“Sometimes. I used to come up here more during other seasons. I wasn’t so good at getting along with the others when I firstadded Aspen to my rotation. Carter saw that. Said I needed a space to be alone and recharge without someone in my face all the time, so he showed me this place.”

I open the bag of chips, the scent of sour cream and onion rising up. “And now you’re showing it to me?”

“Actually, yeah, but there’s a reason for it.” He turns and nods to the wall right behind us. “Look just beneath the windowsill.”

I twist and look, searching for whatever it is he wants to show me, and then I see it. Mom’s name is carved into the side of the building. The letters are small, but right beneath her name is mine.

“I don’t remember coming up to this cabin.”

“From what I heard around the resort, the last time she was at this cabin was when she was pregnant with you.”

A lump rises in my throat, threatening to choke me. I get up, my vision blurring, and head over to the wall, tracing my name over the letters. It feels like there’s a giant hand around my lungs, squeezing the air from me, making it impossible to breathe.

I run my fingers over the carving, tracing our names together. A hot tear tracks down my cheeks as a smile tugs at the corners of my mouth.

Aiden crouches down in the snow beside me, reaching to wipe the tears away. “Are you okay?”

“Yeah. I just didn’t know about this place, but she was here with me.” I suck in a sharp breath and lean closer to him, putting my head on his shoulder. It feels foreign and natural at the same time.

And right… like this is where I should be right now.

Aiden presses his lips to my temple. “If I knew that showing you this was going to make you sad, I would’ve told you before I brought you here.”

“No.” I pull back to look at him. “This was good. Thank you. I think I needed this. Everywhere else I’ve gone since I got here feels like I’m walking through someone else’s memories of her. Everybody talks about her, and it seems like they know her better than I did, that they had these parts of Mom that I can never see. This right here, though, this feels like her.”

For a while, we just stay there. I don’t think I could pull myself away if I tried.

When I finally stand up, we head for the chairs and sit down, going to town on the snacks. Aiden splits his cookies in half, eating the bare top half, licking the icing from the bottom, and then finishing that plain cookie.

I stare at him for a moment before taking a cookie of my own and popping the entire thing into my mouth. “What do you do when you’re done here for the season?”

“Go to another mountain range, work a season there.” Aiden sets the cookies to the side, looking down at Honey as she plops down at my feet. “What are you going to do?”

I swallow hard, fighting past the lump that still seems to be lodged tight. “I don’t know.”

“That’s not a bad thing,” he says, his tone even as if he really believes it.

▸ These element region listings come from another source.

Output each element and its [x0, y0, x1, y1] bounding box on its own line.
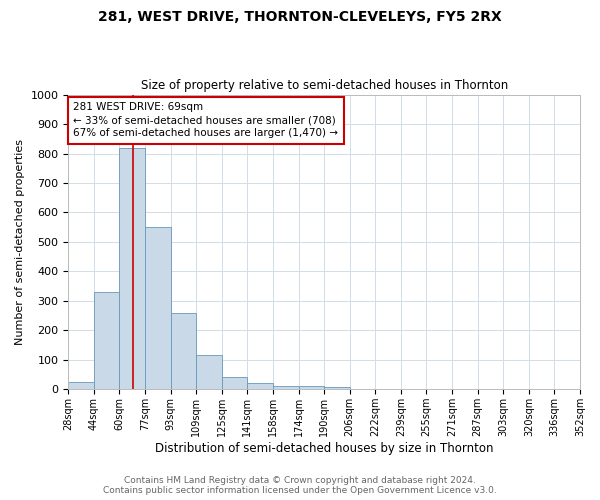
Text: 281, WEST DRIVE, THORNTON-CLEVELEYS, FY5 2RX: 281, WEST DRIVE, THORNTON-CLEVELEYS, FY5… [98, 10, 502, 24]
Bar [119, 148, 145, 390]
Text: Contains HM Land Registry data © Crown copyright and database right 2024.
Contai: Contains HM Land Registry data © Crown c… [103, 476, 497, 495]
Bar [299, 386, 324, 390]
Text: 281 WEST DRIVE: 69sqm
← 33% of semi-detached houses are smaller (708)
67% of sem: 281 WEST DRIVE: 69sqm ← 33% of semi-deta… [73, 102, 338, 139]
Bar [94, 292, 119, 390]
Title: Size of property relative to semi-detached houses in Thornton: Size of property relative to semi-detach… [140, 79, 508, 92]
Bar [273, 386, 299, 390]
Bar [145, 227, 170, 390]
Bar [68, 382, 94, 390]
Bar [222, 376, 247, 390]
Y-axis label: Number of semi-detached properties: Number of semi-detached properties [15, 139, 25, 345]
X-axis label: Distribution of semi-detached houses by size in Thornton: Distribution of semi-detached houses by … [155, 442, 493, 455]
Bar [247, 384, 273, 390]
Bar [324, 387, 350, 390]
Bar [196, 356, 222, 390]
Bar [170, 312, 196, 390]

That’s not what other people tell me. I keep thinking that I need to have the rest of my life figured out, especially after going to school and getting my degree. But then I sit down andlook around at my life, and I don’t know if it’s going to be worth it in the end.”

“Why do you think it won’t be?” He separates another cookie and licks the icing from it.

“I thought that all I wanted to be in life was a kindergarten teacher. I love working with children. It really feels like what I’m supposed to be doing, but then the thought of looking for a position scares the hell out of me, and I start second-guessing everything.”

Aiden hums. “I thought that I was going to be an accountant when I was younger. I was in the foster system, and I wanted something good and stable that was going to set me up for the rest of my life, so I thought about doing that.”

I tilt my head to the side, studying him, the stubble on his cheeks, the lip ring, the thoughtful look in his eyes. “I could see it. You’re intelligent and level-headed, which is infuriating when I’m trying to argue with you. Even when you were being a dick to me, it was so calm and measured, like you’ve never lost control in your life.”

The corner of his mouth twitches, his gaze locking with mine. “Well, maybe that’s because not a moment of my life has felt like I controlled it. My father was a hard man, and all my foster parents were worse. Some kids have great experiences, but I didn’t. And I did a lot of thinking about the kind of man I wanted to be.”

“And do you feel like that man?”

He shrugs. “I like to think that I’m better than that man some days and worse than him others. Nobody is perfect, and life is quite frankly a bitch.”

I laugh and take two cookies, twisting off the tops and eating them before smashing both together to make one big cookie. “You’ve got that right. So, I guess I don’t know what I’m doing when the season ends.”

“Well, there’s time to figure it out.” He grabs a few chips from the bag in my lap, crunching on them as he stares out at the snow-covered trees. “I don’t think that anyone ever has to have their life figured out entirely either. How are you supposed to know the person you’re going to be years from now?”

“I guess so.” I run a hand through my hair, letting the waves fall where they want. “What if you never figure it out?”

“Who says you have to figure it out?” Aiden tilts his head to the side, the dark strands falling across his forehead. “What was it you told me yesterday — go with the flow?”